Dull headache increasing in severity over days and weeks need also to be checked out and in most cases are generally harmless.
A migraine is an intense headache accompanied by other symptoms such as nausea (feeling sick), visual problems and an increased sensitivity to light or sound. Generally lasts for a few hours but can last for many days. Some people experience migraines several times a month and others only occasionally, commonly experienced in women. Although migraines tend not to be life threatening they can seriously have an impact on the quality of people's lives.
Two main types of Migraine:
1. Migraine without aura (common migraine)
Some headache sufferers get migraine and tension type headache - it is important to recognise that both types of headache are occurring so they can be managed appropriately.
2. Migraine with aura (classical Migraine).
An aura is a warning sign that a migraine is about to happen. People commonly experience an aura between 20 minutes and one hour before the headache stage of their migraine.
Main symptoms of Migraine
The main symptoms of migraine are an intense, throbbing or pounding headache often affecting the front or one side of the head, nausea (feeling sick) and vomiting (being sick), and an increased sensitivity to light and sound. The throbbing headache is often made worse by the person moving their head and it is common for people to feel tired for up to two or three days after a migraine.
- Visual problems such as blurred vision (difficulty focusing),
- Blind spots,
- Flashes of light, or a zigzag patterns
- Tingling sensations (pins and needles) in the face, lips and tongue, or in the arms and legs
- Speech problems such as slurred speech
- Stiff neck
- Poor concentration
- Stomach ache
What causes Migraine?
Exact cause of migraine is unknown, for all migraine attacks, there appears to be a change in the blood vessels in the brain. However, the exact causes of migraine are likely to be more complicated than problems with the blood vessels.
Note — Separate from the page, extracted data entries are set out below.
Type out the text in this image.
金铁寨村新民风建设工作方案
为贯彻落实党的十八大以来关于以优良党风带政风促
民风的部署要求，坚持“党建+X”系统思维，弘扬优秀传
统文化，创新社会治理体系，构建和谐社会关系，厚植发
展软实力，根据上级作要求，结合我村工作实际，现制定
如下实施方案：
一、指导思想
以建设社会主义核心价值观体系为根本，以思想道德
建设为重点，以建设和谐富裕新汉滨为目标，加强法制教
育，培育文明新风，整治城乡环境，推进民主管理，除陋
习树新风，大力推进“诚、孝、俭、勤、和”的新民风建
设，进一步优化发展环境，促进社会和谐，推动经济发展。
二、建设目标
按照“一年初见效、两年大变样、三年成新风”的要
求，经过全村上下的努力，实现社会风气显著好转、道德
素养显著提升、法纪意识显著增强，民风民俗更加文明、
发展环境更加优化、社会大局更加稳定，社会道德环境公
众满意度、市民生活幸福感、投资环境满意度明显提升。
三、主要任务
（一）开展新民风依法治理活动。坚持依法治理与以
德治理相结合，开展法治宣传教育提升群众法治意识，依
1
- Women are more than twice as likely as men to experience migraines, possibly due to hormonal factors. Women might find that they experience a migraine just before, or just after, the start of their period. For others it could be the oral contraception (the pill), the menopause, or that hormone replacement therapy (HRT)
- Emotional triggers such as - Stress, anxiety, anger, excitement
- Physical triggers - Tiredness, lack of sleep, irregular sleep, tension in neck or shoulders, eyestrain or dental problems (grinding).
- Dietary triggers - dieting, irregular eating, dehydration, alcohol, caffeine, certain foods (chocolate, cheese, citrus fruits, food additives - MSG, aspartame (sweeteners)
- Environmental triggers - Bright lights and loud noises or smoking environments.
Treatments for Migraine
Most people find that lying down in a quiet, dark room is helpful. Sleeping (if you are able) can also help. Some people find that their symptoms die down after they have vomited (been sick).
Pain-relief medication like Paracetamol, aspirin and anti-inflammatory drugs like ibuprofen (Nurofen) are effective, especially if taken at the very first signs of an attack.
Your GP can prescribe if over -the counter medication doesn't help. If your situation does not improve after treatment, you might be referred to a specialist migraine clinic.
How can I prevent migraines?
- One of the best ways to prevent migraines is to try to avoid the things that might trigger your attacks. Most people benefit from trying to get enough sleep, eating regular meals, drinking plenty of water to keep hydrated, and trying to avoid stress.
- Eat regularly 3 meals a day, with small, nutritious snacks between meals if needed, this will help to stabilize blood sugar that may precipitate a migraine. Do not skip meals Nutrihealing
- Get tested for any allergies to food and eliminate them from your diet Genova Diagnostics
- Keeping a diary of your migraines to record when and where you experience attacks, check for any patterns, and try to identify your triggers.
- Explore any emotional links using – Hypnotherapy
If you experience frequent migraines, you might be prescribed medication to help prevent attacks. Your GP will discuss the preventative medication options with you.